3 Ways to Choose a College Major in High School

Last Updated on September 25, 2012

Have you chosen a college major? If you haven't decided yet, no pressure. Take all the time you want to choose a good program. After all, your future as a working adult hinges on what courses you take in college.

There are several schools of thought to consider when choosing a college major – follow your passion, follow the money and follow your strengths.

Follow Your Passion

Most people would tell you to follow your passion when choosing a career path. On television, you see enough reality shows that talk about what this is all about. There are those that adopt a single-minded attitude to pursue a dream, and they go for it regardless of what they have to sacrifice.

But there are some pitfalls to using passion as the only basis for planning your future, especially if you have an obligation as the breadwinner of your family. What if your main passion in life belongs to an industry that experts say would be stagnant in the next decade Should you automatically avoid the course that leads directly to that industry These questions lead to parents advising their kids to “follow the money” rather than their passion when choosing a career. This simply means joining an industry that has the potential to become bigger in the next years.

Follow the Money

Right now, people understand that there are some industries on a hiring moratorium because of the global economic problems. This should greatly affect your decision to pursue a certain college major.

Examples of careers that “follow the money” are those in the medical field. No matter how bad the economy is, people would still go to hospitals to get the treatment they need for their ailments. A retiring employee would splurge all his savings into an expensive procedure like dialysis if it's the only thing that could save his life.

This reality, combined with the fact that there are more incurable diseases now than in the past, created a significant boom in the number of students pursuing medical careers like nursing, care giver training and physical therapy. Soon, there are more nurses in a state than hospitals could accommodate, and some facilities have asked for freeze hiring for nurses and care givers because they have more than enough.

Follow Your Strengths

Because there is no telling how the economy would play out in the near future, the best thing to do would be to follow your strengths. Your strengths definitely dictate what kind of job you will be good at, and which careers are best for you.

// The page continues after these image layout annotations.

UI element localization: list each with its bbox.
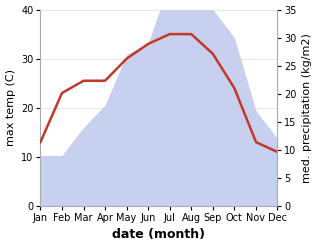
Y-axis label: med. precipitation (kg/m2): med. precipitation (kg/m2) — [302, 33, 313, 183]
X-axis label: date (month): date (month) — [113, 228, 205, 242]
Y-axis label: max temp (C): max temp (C) — [5, 69, 16, 146]
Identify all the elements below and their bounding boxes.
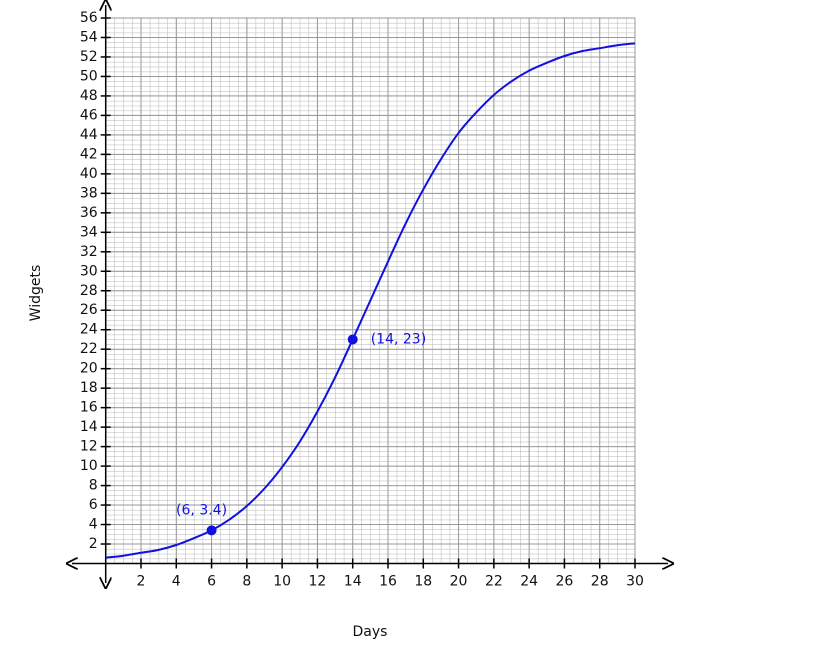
x-tick-label: 30 <box>626 574 644 590</box>
y-tick-label: 28 <box>80 283 98 299</box>
highlight-point <box>347 334 358 345</box>
x-tick-label: 6 <box>207 574 216 590</box>
y-tick-label: 14 <box>80 419 98 435</box>
y-tick-label: 56 <box>80 10 98 26</box>
y-tick-label: 26 <box>80 302 98 318</box>
point-label: (14, 23) <box>371 331 426 347</box>
x-tick-label: 14 <box>344 574 362 590</box>
y-tick-label: 6 <box>89 497 98 513</box>
y-tick-label: 54 <box>80 29 98 45</box>
x-tick-label: 8 <box>242 574 251 590</box>
x-tick-label: 12 <box>309 574 327 590</box>
x-tick-label: 28 <box>591 574 609 590</box>
x-tick-label: 26 <box>556 574 574 590</box>
x-tick-label: 24 <box>520 574 538 590</box>
x-tick-label: 18 <box>414 574 432 590</box>
y-tick-label: 30 <box>80 263 98 279</box>
axes <box>72 5 668 583</box>
y-tick-label: 12 <box>80 439 98 455</box>
x-tick-label: 10 <box>273 574 291 590</box>
x-tick-label: 4 <box>172 574 181 590</box>
y-tick-label: 42 <box>80 146 98 162</box>
y-tick-label: 10 <box>80 458 98 474</box>
y-tick-label: 36 <box>80 205 98 221</box>
y-tick-label: 18 <box>80 380 98 396</box>
y-tick-label: 44 <box>80 127 98 143</box>
x-tick-label: 20 <box>450 574 468 590</box>
grid <box>105 17 636 564</box>
y-tick-label: 4 <box>89 517 98 533</box>
y-tick-label: 48 <box>80 88 98 104</box>
y-tick-label: 34 <box>80 224 98 240</box>
y-tick-label: 52 <box>80 49 98 65</box>
y-tick-label: 2 <box>89 536 98 552</box>
y-tick-label: 16 <box>80 400 98 416</box>
curve <box>105 42 636 559</box>
x-tick-label: 16 <box>379 574 397 590</box>
y-tick-label: 38 <box>80 185 98 201</box>
highlight-point <box>206 525 217 536</box>
y-tick-label: 40 <box>80 166 98 182</box>
x-tick-label: 22 <box>485 574 503 590</box>
y-tick-label: 24 <box>80 322 98 338</box>
y-axis-label: Widgets <box>28 265 44 322</box>
point-label: (6, 3.4) <box>176 502 227 518</box>
y-tick-label: 22 <box>80 341 98 357</box>
y-tick-label: 20 <box>80 361 98 377</box>
y-tick-label: 32 <box>80 244 98 260</box>
y-tick-label: 46 <box>80 107 98 123</box>
y-tick-label: 50 <box>80 68 98 84</box>
x-axis-label: Days <box>353 624 388 640</box>
y-tick-label: 8 <box>89 478 98 494</box>
x-tick-label: 2 <box>137 574 146 590</box>
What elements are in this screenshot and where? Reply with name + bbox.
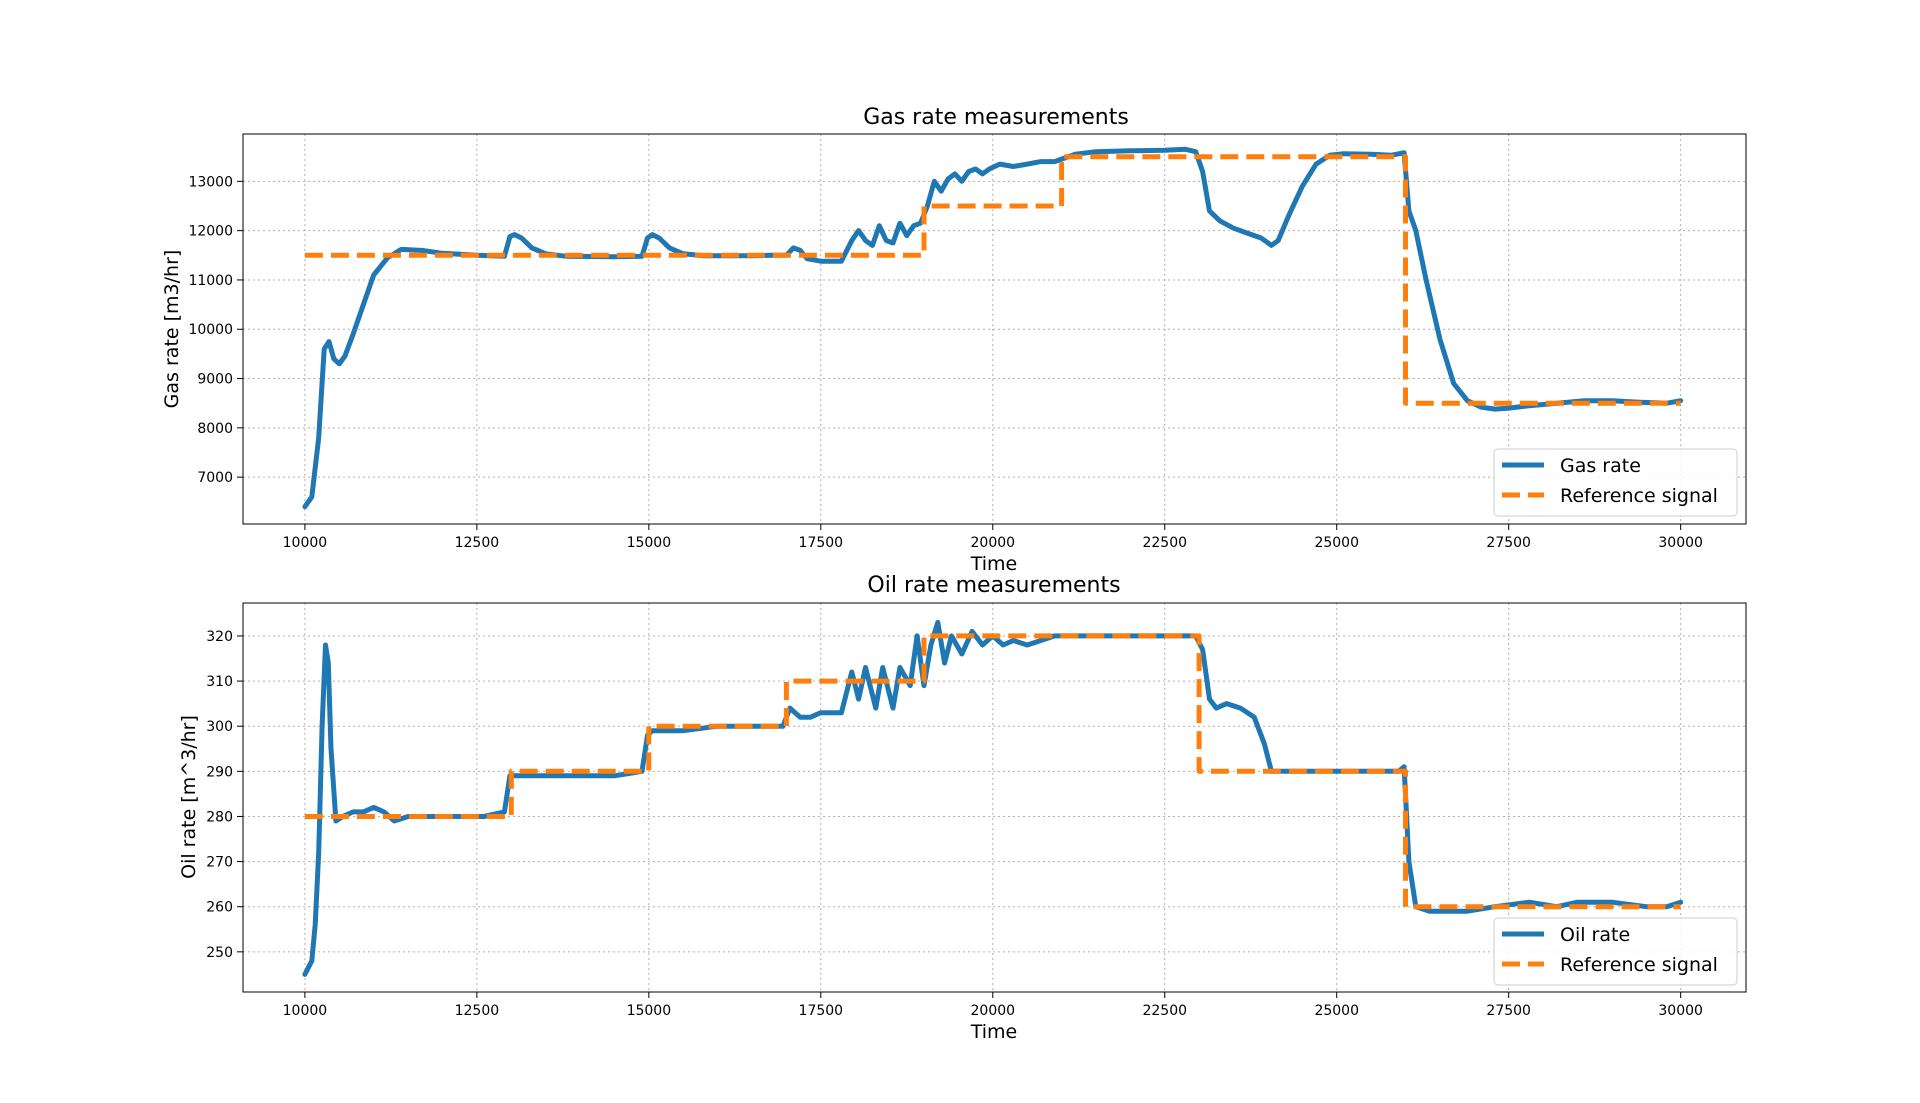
gas-y-tick-label: 7000	[197, 470, 233, 486]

For instance, if you're good at technical stuff, you can apply this to various careers like those related with information technology and publishing. The health industry could also use people with highly tuned technical instincts, such as radiologists and lab technicians. Artists also find a niche in the medical industry as pediatric therapists. It's not surprising to find a true visual artist working as an occupational therapist and creating learning aids for children with special needs.

If you're a people person and you have natural charisma, you will become a valuable member of a marketing team. But besides the obvious career in sales, you also have the potential to become a government leader and a lawyer. If you're a well-rounded person with an eclectic array of skills, as well as enough patience to handle impressionable minds, you can be an excellent teacher and a mentor to kids.